The browser decrypts them sequentially, showing a progress bar. After each chunk is decrypted, the script tag is removed from the DOM (el.remove()), freeing the base64 text for garbage collection. Memory usage stays proportional to the chunk size, not the file size.

The numbers

That 84 MB conversation archive: v2 produced 198 MB. v3 produces 117 MB. A 41% reduction, and the decryption doesn't choke the browser.

I've also tested a 315 MB text file and a 179 MB HTML file with 1.5 million DOM elements. These are probably past the point of reason for an HTML container, but it's nice to know where the limits actually are.

The `file://` Problem

One thing that surprised me.

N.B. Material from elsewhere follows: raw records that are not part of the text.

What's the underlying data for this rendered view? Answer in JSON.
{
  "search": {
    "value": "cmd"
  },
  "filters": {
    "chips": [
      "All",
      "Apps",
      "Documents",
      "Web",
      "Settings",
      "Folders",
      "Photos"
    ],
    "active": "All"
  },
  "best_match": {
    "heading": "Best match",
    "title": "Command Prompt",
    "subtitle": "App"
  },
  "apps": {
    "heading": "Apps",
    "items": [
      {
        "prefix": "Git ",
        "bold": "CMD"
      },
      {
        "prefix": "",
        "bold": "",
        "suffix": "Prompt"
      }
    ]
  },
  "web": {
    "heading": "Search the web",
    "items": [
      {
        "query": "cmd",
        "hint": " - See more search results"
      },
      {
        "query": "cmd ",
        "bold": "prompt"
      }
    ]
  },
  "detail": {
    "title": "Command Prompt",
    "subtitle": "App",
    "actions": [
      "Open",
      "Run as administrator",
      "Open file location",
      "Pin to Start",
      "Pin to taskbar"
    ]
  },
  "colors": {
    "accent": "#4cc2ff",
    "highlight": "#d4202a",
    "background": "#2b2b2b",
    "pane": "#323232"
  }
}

Encrypted HTML files opened from the filesystem (file:// URLs) behave differently than files served over HTTP. The file:// protocol gives pages an opaque null origin, which breaks localStorage and blocks nested blob URLs.

The fix was srcdoc iframes, which inherit the parent's origin, plus a pushState shim for the URL bar. Not glamorous, but it means encrypted files work identically whether you double-click them on your desktop or serve them from a CDN.

Try It

pip install pagevault
pagevault lock report.pdf                   # wrap any file
pagevault lock mysite/ --site               # bundle a whole site
pagevault lock page.html -s ".private"      # encrypt specific CSS selectors
pagevault serve _locked/ --open             # preview locally

GitHub. MIT license. 667 tests. Dark mode. Handles files larger than most people would think to put in an HTML page.